The German Interior Ministry continues to defend its controversial and widely criticised plans to restrict the speech, travel and economic activity of political dissidents. The Federal Office for the Protection of the Constitution (BfV), our domestic intelligence service and political police, have sacrificed substantial popular regard in the face of this campaign. According to a poll published last month, a plurality of Germans believe that the BfV is being misused for political purposes. The sentiment is prominent across all parties, except of course for the Greens, who believe that all is well with the Federal Republic.

The creepy, dissolute and rodent-looking BfV chief, Thomas Haldenwang, has taken to the pages of the Frankfurter Allgemeine to defend the conduct of his office and his plans to shape the “thought and speech patterns” of ordinary people through official repression.

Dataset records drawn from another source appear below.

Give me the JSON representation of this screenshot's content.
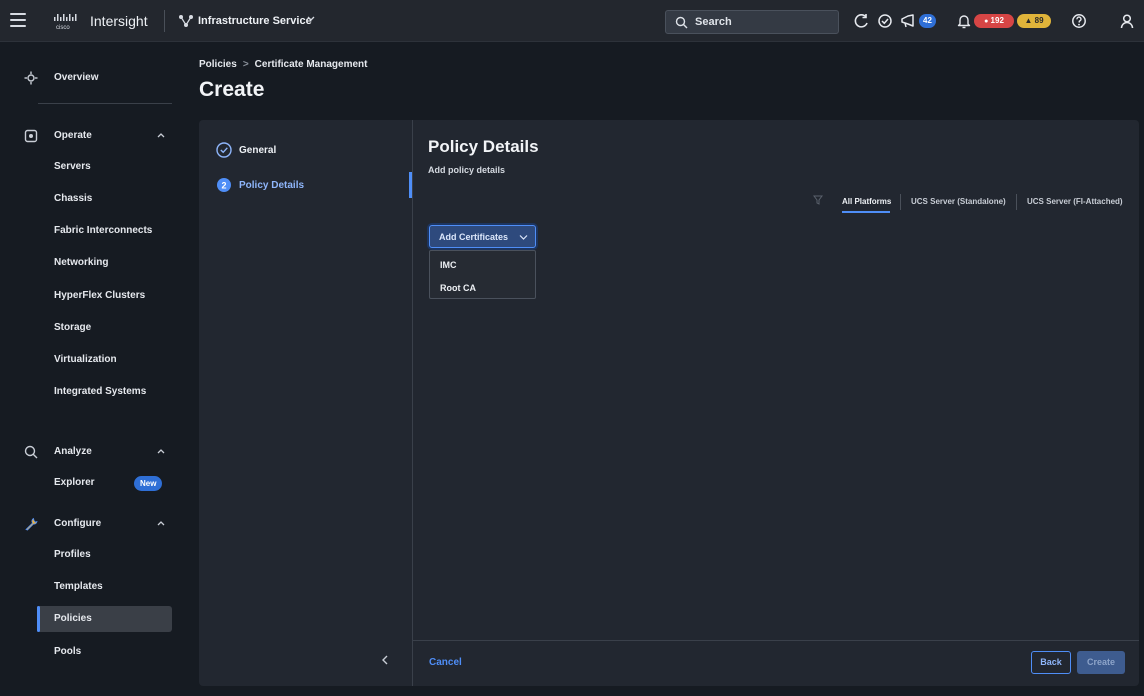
{
  "topbar": {
    "brand": "Intersight",
    "service": "Infrastructure Service",
    "search_label": "Search",
    "announcements_count": "42",
    "critical_count": "192",
    "warning_count": "89"
  },
  "sidebar": {
    "overview": "Overview",
    "operate": {
      "label": "Operate",
      "items": [
        "Servers",
        "Chassis",
        "Fabric Interconnects",
        "Networking",
        "HyperFlex Clusters",
        "Storage",
        "Virtualization",
        "Integrated Systems"
      ]
    },
    "analyze": {
      "label": "Analyze",
      "explorer": "Explorer",
      "new_badge": "New"
    },
    "configure": {
      "label": "Configure",
      "items": [
        "Profiles",
        "Templates",
        "Policies",
        "Pools"
      ],
      "active": "Policies"
    }
  },
  "header": {
    "breadcrumb": [
      "Policies",
      "Certificate Management"
    ],
    "title": "Create"
  },
  "wizard": {
    "steps": [
      {
        "label": "General",
        "state": "complete"
      },
      {
        "number": "2",
        "label": "Policy Details",
        "state": "active"
      }
    ],
    "panel_title": "Policy Details",
    "panel_subtitle": "Add policy details",
    "platform_tabs": [
      "All Platforms",
      "UCS Server (Standalone)",
      "UCS Server (FI-Attached)"
    ],
    "active_platform": "All Platforms",
    "add_button": "Add Certificates",
    "dropdown_items": [
      "IMC",
      "Root CA"
    ],
    "cancel": "Cancel",
    "back": "Back",
    "create": "Create"
  },
  "colors": {
    "accent": "#4f8ef7",
    "critical": "#d64545",
    "warning": "#e0b43a"
  }
}
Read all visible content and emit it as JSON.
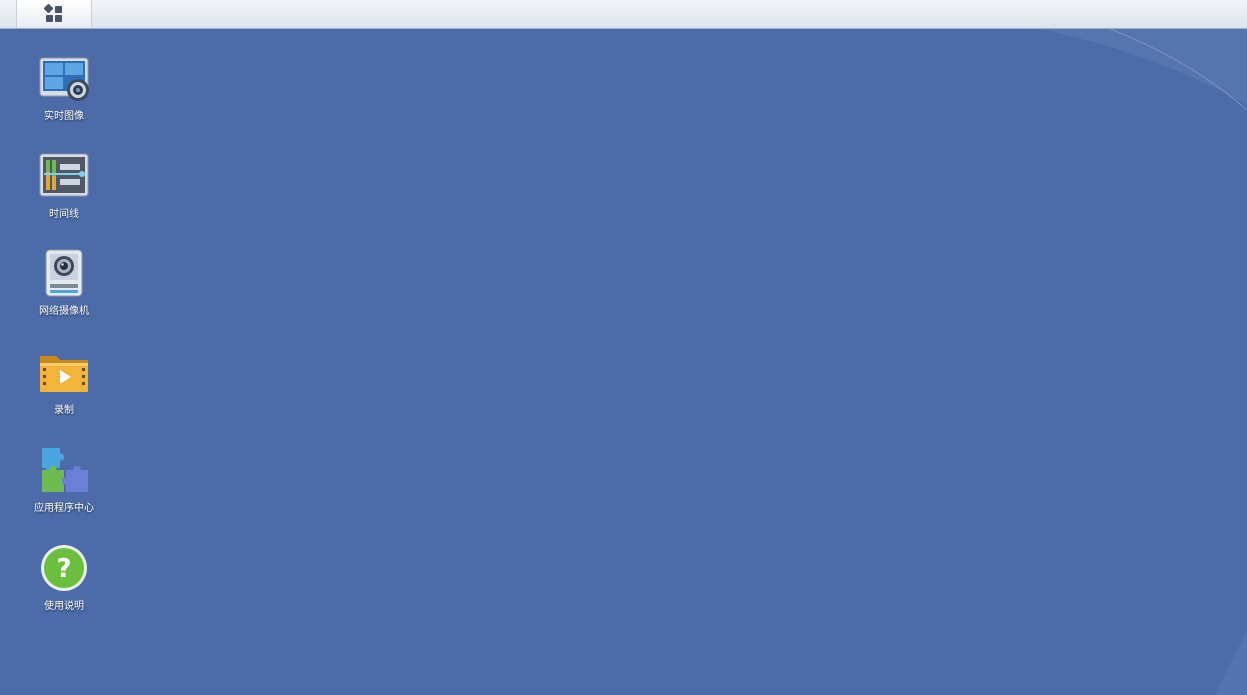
{
  "taskbar": {
    "main_menu_icon": "grid-icon"
  },
  "desktop": {
    "background_color": "#4c6ba8",
    "shortcuts": [
      {
        "label": "实时图像",
        "icon": "live-view-icon"
      },
      {
        "label": "时间线",
        "icon": "timeline-icon"
      },
      {
        "label": "网络摄像机",
        "icon": "ip-camera-icon"
      },
      {
        "label": "录制",
        "icon": "recording-folder-icon"
      },
      {
        "label": "应用程序中心",
        "icon": "puzzle-icon"
      },
      {
        "label": "使用说明",
        "icon": "help-icon"
      }
    ]
  }
}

The thing about “freedom of expression,” Haldenwang explains, is that it “is not carte blanche for enemies of the constitution”.

Recently, public discourse has repeatedly featured headlines and articles calling the work of the Federal Office for the Protection of the Constitution (BfV) into question. There is talk of an “opinion police,” a “language police” and even a “Government security service”. They say the BfV discredits political opinions “on command” as extremist as soon as they depart from the social and political mainstream, or when they embark upon criticism of Government action or the work of the democratic parties.

One thing should be unmistakably clear: freedom of opinion prevails in Germany – and that is a good thing! Freedom of opinion is a fundamental element of our constitution and one of the greatest assets of our liberal democratic order. As such, it is also protected by the Office for the Protection of the Constitution.

“Freedom of opinion,” Haldenwang explains, is what “distinguishes a democracy from an autocracy or a dictatorship.” In the Federal Republic even “offensive, absurd and radical opinions” are protected.

Well, kind of:

[E]ven freedom of expression has its limits. The outermost boundaries are set by criminal law, for example with regard to punishable propaganda offences or incitement to hatred. Even within the limits of criminal law, however, expressions of opinion, despite their legality, can become relevant for constitutional protection. [emphasis mine, here and below]

In theory, you can think and say whatever you want in Germany, so long as what you think and say does not violate the law. Within the range of legal expression, however, there is a grey area that Haldenwang and his minders in the Interior Ministry get to define. If you enter this danger zone, you may end up inviting the unwelcome attention of the political police even though you have not broken any laws.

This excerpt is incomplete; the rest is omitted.